Doyle had already left Holt rounded with what in wrestling parlance is known as a clothes line – a straight forearm that, simply out, you run into. It was feisty stuff at times – Bell was booked for a late tackle on Simon Lappin, although it never really boiled over until Gunnarsson was red-carded.

Boothroyd tinkered, leaving Platt alone up front, with Marlon King dropping back, and while the hosts produced a little flurry over activity around John Ruddy's area, there wasn't too much to bother the keeper.

Bell didn't come out after the break – whether he came out for the first half is questionable – as Coventry tried a 4-2-1-2 line-up.
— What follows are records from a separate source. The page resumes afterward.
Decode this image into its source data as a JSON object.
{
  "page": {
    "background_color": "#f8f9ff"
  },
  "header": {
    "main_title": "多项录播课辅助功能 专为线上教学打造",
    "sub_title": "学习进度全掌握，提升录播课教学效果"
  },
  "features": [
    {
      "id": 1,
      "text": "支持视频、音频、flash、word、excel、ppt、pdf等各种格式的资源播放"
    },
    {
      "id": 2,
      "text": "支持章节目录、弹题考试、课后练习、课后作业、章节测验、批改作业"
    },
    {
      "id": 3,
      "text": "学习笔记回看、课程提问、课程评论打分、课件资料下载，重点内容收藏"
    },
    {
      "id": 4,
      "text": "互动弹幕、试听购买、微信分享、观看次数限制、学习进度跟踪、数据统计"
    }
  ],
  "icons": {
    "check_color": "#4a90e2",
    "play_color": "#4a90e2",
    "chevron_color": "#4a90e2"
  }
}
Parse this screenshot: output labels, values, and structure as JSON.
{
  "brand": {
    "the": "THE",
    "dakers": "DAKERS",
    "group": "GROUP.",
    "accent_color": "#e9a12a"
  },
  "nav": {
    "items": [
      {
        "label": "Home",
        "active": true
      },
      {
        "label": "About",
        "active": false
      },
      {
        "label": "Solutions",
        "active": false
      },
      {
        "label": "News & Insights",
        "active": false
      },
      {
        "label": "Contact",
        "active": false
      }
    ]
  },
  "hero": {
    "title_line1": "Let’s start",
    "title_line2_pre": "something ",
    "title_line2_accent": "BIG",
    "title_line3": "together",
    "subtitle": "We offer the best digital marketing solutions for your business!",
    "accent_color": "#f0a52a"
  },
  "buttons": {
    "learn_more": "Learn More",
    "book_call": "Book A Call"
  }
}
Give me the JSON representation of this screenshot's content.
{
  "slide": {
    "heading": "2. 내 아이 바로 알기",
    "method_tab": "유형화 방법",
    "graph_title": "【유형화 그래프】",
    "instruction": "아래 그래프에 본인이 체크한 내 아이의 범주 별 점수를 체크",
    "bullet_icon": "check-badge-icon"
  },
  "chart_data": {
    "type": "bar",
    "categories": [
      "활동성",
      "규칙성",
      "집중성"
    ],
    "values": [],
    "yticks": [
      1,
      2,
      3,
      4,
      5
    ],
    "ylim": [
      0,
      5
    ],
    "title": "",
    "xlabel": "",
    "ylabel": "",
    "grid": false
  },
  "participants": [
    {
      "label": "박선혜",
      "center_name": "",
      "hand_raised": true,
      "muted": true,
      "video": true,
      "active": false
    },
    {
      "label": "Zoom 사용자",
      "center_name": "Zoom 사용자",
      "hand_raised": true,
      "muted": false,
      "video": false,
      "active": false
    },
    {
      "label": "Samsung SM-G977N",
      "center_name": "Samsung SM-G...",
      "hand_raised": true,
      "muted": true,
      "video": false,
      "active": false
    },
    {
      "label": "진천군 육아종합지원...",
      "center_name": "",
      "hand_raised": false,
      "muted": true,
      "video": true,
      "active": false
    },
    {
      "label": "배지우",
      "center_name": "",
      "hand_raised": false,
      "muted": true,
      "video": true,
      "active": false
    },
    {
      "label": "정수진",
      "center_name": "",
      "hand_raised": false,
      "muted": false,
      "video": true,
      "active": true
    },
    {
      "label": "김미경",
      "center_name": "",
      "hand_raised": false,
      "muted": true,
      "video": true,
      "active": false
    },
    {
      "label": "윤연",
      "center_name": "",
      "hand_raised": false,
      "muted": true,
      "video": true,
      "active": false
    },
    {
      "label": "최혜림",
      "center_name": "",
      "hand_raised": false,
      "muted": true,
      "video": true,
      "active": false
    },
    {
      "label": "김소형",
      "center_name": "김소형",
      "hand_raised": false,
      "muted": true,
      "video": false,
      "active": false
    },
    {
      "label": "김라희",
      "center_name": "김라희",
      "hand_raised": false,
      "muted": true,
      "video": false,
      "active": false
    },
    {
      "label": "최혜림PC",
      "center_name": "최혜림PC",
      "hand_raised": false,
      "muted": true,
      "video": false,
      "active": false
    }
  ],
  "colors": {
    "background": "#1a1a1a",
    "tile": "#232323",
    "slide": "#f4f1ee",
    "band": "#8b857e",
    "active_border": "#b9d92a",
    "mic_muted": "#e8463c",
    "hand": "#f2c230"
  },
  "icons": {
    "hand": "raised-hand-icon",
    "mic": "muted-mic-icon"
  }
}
With 6ft 3ins of Platt to find, Coventry goalkeeper Kerien Westwood perfected the familiar routine: kick, one bounce, Rudd catches.

You know the phrase 'the ball came down with snow on it'? This one very often did. It's a percentages game: sooner of later, a defender is going to make a mistake under pressure from Platt and someone picks up the pieces.

Early in the second half there were a couple of birds flying around the sparsely-populated Ricoh Arena. They decide to settle on the pitch – sensible really, the way Coventry played it was pretty safe.

But Norwich stuck to their guns and on 65 minutes they were rewarded. The ball had been carefully moved around the edges of the area until Russell Martin got possession on the right. No on challenged him so the full-back had time to measure the cross and find Holt getting in front of Richard Keogh to head home. It was classic Holt.

Coventry levelled on 73 minutes, Ward unable to hold on to King, who shot past Ruddy. But anyone who watches Norwich on a regular basis knows that a goal conceded is sometimes just an irritant. Norwich didn't deserve to be pegged back, but a second goal, at least, was needed.

Chris Martin turned well and shot just wide, but City softened up Westwood with a couple of quality efforts. First Lansbury sent in a screamer that the keeper touched aside for a corner, from which sub Anthony McNamee then sent a shot heading towards the top corner, only for Westwood to save brilliantly.

David Fox took the corner, Holt stole in at the far post, but had plenty to do before he could drive it into the back of the net. There was time for Freddie Eastwood to hit a post, but it was a comfortable few minutes for the richly deserving winners.